CHICAGO (WLS) -- A monumental task and a monumental accomplishment as many Chicago area counties meet President Biden's goal of 70% of adults with at least one COVID vaccination.
"We've worked with hospitals, clinics businesses schools, farmers markets, minority organizations in our community," said Uche Onwuta, Director, Division of Health Protection with Kane County Health Dept.
According to the CDC, in Illinois, Jo Daveiss, DuPage, Lake, Kendall, Cook - including Chicago-, Kane, Will, and McHenry counties have exceeded Biden's goal of 70% of the adult population vaccinated with one dose.
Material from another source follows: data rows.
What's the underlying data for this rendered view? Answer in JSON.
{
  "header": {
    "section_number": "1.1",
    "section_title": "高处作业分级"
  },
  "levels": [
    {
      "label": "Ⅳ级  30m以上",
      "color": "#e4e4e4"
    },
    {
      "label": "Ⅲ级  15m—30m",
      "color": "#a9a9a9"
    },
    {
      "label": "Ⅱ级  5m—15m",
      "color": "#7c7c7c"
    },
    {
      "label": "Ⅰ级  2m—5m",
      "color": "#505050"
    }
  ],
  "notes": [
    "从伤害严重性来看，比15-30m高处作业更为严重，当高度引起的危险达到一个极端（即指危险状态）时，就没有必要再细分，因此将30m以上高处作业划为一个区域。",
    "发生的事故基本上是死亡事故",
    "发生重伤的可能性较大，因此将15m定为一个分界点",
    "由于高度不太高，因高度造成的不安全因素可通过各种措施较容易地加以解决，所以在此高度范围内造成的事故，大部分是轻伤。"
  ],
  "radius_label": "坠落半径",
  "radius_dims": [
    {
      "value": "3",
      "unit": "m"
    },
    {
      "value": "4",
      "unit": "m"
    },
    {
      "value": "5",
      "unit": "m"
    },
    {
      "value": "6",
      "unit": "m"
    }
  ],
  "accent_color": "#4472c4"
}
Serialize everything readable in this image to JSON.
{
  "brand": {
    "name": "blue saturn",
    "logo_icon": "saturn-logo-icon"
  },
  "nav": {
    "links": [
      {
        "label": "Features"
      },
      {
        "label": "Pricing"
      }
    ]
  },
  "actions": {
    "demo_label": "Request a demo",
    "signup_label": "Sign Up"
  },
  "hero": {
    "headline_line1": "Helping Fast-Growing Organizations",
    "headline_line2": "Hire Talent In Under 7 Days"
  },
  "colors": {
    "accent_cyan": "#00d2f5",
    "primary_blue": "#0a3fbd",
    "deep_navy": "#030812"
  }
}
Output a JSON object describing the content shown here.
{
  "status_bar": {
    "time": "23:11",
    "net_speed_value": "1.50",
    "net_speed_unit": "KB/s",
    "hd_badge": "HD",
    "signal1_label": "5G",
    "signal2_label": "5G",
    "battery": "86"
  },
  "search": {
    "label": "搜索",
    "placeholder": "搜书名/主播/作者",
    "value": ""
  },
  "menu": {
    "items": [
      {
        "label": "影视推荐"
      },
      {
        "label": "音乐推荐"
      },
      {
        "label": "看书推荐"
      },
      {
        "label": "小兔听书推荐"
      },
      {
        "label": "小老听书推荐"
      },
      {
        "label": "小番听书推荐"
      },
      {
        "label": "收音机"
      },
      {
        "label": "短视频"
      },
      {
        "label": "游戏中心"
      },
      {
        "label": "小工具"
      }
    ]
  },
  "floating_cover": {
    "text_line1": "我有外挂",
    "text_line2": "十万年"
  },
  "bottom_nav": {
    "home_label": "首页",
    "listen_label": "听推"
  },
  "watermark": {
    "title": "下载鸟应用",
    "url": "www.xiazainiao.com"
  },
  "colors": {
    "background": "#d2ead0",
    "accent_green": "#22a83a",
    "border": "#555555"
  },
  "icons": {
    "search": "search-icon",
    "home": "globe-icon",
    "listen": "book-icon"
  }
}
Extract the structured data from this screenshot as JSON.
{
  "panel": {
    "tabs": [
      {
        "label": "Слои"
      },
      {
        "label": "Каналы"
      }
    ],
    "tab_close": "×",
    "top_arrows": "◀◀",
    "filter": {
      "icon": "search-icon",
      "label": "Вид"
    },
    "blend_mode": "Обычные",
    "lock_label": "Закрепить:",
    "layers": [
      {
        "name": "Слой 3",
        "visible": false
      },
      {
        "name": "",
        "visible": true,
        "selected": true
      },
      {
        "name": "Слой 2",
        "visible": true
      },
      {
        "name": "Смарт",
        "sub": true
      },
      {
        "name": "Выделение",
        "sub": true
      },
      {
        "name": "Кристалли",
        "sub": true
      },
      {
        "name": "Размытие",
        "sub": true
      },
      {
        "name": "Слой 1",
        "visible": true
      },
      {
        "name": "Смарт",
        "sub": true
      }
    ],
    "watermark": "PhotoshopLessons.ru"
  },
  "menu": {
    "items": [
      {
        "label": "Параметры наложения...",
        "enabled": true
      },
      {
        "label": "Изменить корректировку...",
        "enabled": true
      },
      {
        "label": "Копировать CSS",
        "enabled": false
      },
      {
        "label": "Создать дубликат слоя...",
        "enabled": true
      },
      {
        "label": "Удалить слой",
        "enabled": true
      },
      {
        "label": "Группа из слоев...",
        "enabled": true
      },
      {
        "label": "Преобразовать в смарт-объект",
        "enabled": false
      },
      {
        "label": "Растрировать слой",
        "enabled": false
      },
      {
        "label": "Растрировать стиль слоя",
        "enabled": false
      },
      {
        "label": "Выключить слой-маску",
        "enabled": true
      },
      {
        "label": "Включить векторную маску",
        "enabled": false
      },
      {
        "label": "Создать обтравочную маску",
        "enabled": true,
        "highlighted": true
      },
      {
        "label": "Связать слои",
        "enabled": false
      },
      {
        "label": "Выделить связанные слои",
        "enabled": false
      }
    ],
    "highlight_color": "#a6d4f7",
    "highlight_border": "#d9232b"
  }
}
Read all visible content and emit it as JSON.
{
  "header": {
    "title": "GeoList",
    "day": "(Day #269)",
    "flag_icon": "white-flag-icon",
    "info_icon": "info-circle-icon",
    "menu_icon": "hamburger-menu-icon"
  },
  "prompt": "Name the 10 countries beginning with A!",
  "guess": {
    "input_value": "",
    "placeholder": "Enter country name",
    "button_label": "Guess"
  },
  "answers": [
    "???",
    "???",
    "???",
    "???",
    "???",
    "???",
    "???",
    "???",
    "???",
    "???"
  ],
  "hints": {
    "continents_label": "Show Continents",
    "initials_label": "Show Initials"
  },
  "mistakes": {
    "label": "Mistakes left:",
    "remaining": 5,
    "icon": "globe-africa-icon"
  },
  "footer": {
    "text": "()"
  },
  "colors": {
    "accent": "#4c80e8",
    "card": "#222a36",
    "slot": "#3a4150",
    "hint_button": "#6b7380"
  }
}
DuPage with the highest rate in our area at 81.6%.
"We know that having good information and knowing people who have been vaccinated yourself is a big part of getting the vaccine," said Chris Hoff, DuPage County Health Department Director of Community Health Resources.
But in many communities of color in the Chicago, vaccination rates lag far behind that 70% one dose benchmark.
"There was a lot of stuff and rumors just floating around. I didn't know whether those rumors had truth to it," said Englewood Oak Street Health account executive Brion McBeth.
McBeth said even he hesitated to get the vaccine at first. Then, "I noticed people who were very close to me were starting to actually catch the virus."
Doctor Kyra Payne said hesitancy is still very real in her community.
"Just educating them on what the vaccine is, the side effects, I think that has gone a long way into educating my community and getting the patients vaccinated," she said.
An ABC7 analysis of city data shows 44% of adult residents in 60633, which is South Deering and Hegwisch have received at least one dose. That's the lowest percent of any zip code in the city. It's followed by 60621, which includes Englewood at 44%, then 60649, Pulaski Park at 45%.
"The most concerning thing to me is that some of the areas with the lowest vaccination rates are areas where people had the highest morbidity from COVID 19, and that is some of our communities of color," said Dr. Emily Landon, University of Chicago Medicine Infectious Disease Specialist.